Salvate il soldato Rascel

di Lorenzo Stella

Renato Rascel è ormai soltanto una scheggia in bianco e nero nei contenitori televisivi di memorabilia, un frame nostalgico nei pastoni che le reti Rai e non solo mandano periodicamente in chiaro, un totale sconosciuto per chi abbia meno di 50-60 anni, un pezzo di immaginario boomer. Autore originale, interprete raffinato e inconfondibile, Rascel seppe invece creare nelle sue imprevedibili performance uno stile giocoso quanto surreale. 

Per cercare di sottrarlo all’oblio definitivo, arriva ora una biografia che ne ricostruisce personaggio e carriera attraverso un viaggio nella storia dello spettacolo italiano. Elisabetta Castiglioni pubblica con Iacobelli editore “Renato Rascel. Storia di un personaggio dello spettacolo del Novecento”, frutto di una ricerca condotta oltre 20 anni in archivi pubblici e privati. Un doppio “repechage”, quindi, dovuto alla convinzione che questo personaggio sia ancora attuale.

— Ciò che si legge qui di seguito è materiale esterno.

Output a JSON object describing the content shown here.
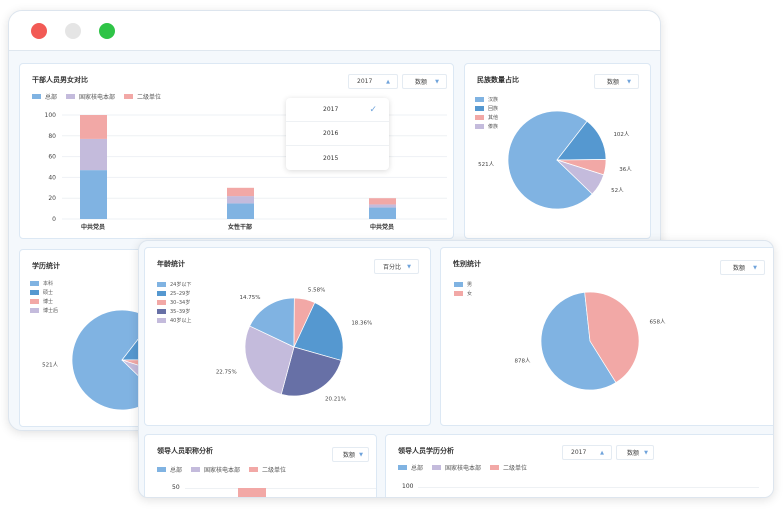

Il libro è un itinerario critico attraverso la genesi e i retroscena delle opere e performance del “Piccoletto”, “one man show” di talento ed eclettico tra avanspettacolo, rivista, commedia musicale, prosa, cinema, televisione, musica leggera, distintamente evidenziate nei capitoli di questo libro. Un personaggio stralunato e fanciullesco che ha spaziato dall’umorismo autoironico del “Corazziere” alla poetica dell’assurdo di Beckett e Jonesco, dalle commedie musicali di Garinei e Giovannini a un capolavoro della canzone “come “Arrivederci Roma”. Una ragionata biografia artistica dove spiccano anche interessanti inediti. 

Resta il rammarico per la teoria di altri personaggi che languono nell’indifferenza e rischiano la cancellazione totale. Se non fosse per le Teche Rai e qualche sporadico tentativo come questo, rischieremmo di perdere una buona parte della nostra memoria.